Ad Atticum 13.27
Ad Atticum 13.27
Headnote
Cicero to Atticus, written at the Tusculan villa on 25 May 45 BC — Perseus dateline Scr. in Tusculano viii K. Iun. a. 709 (45). Mid-cluster in the Tusculan daily-letter run of late May and early June: the Academica revision and the dedication-shuffle around Varro continue in the background, but this letter and its sequel 13.28 are dominated by Cicero’s gathering second thoughts about the letter of political advice to Caesar that Atticus had urged him to compose.

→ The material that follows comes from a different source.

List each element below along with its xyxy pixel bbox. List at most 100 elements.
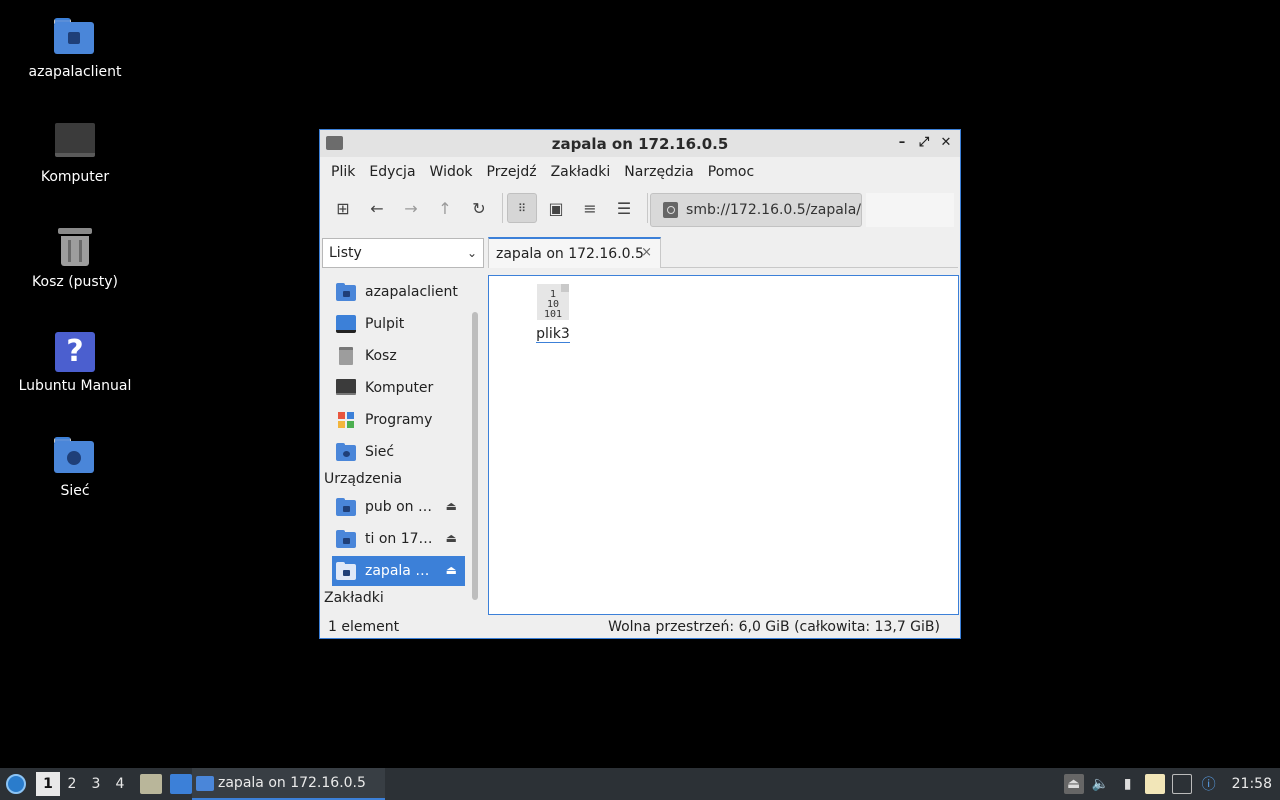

Caesar’s intimates have now read the draft and have come back with so many demanded alterations that Cicero seizes on their reaction as a way out of the whole project. The texture is candid relief: he had set out to flatter and he knows it, the substance was hollow, and to send the thing now — after long silence and on the eve of a Parthian campaign — would only expose him further. Five Greek phrases mark the joints of the self-justification: kolakeia (“flattery,” the honest name for what the letter was); epiteugma and apoteugma (“success” and “failure,” a balanced pair weighed against the risk); parakinduneuein (“running the risk”); and meiligma (“sop” or “placation,” Cicero’s fear that the letter would be read as making amends for his Cato); with spoud\=e (“serious pains”) at the close. Section 2 turns abruptly to property business — gardens for the shrine, the Faberius debt, an auction day — and ends with a courier passed on for news about Atticus’s daughter Attica.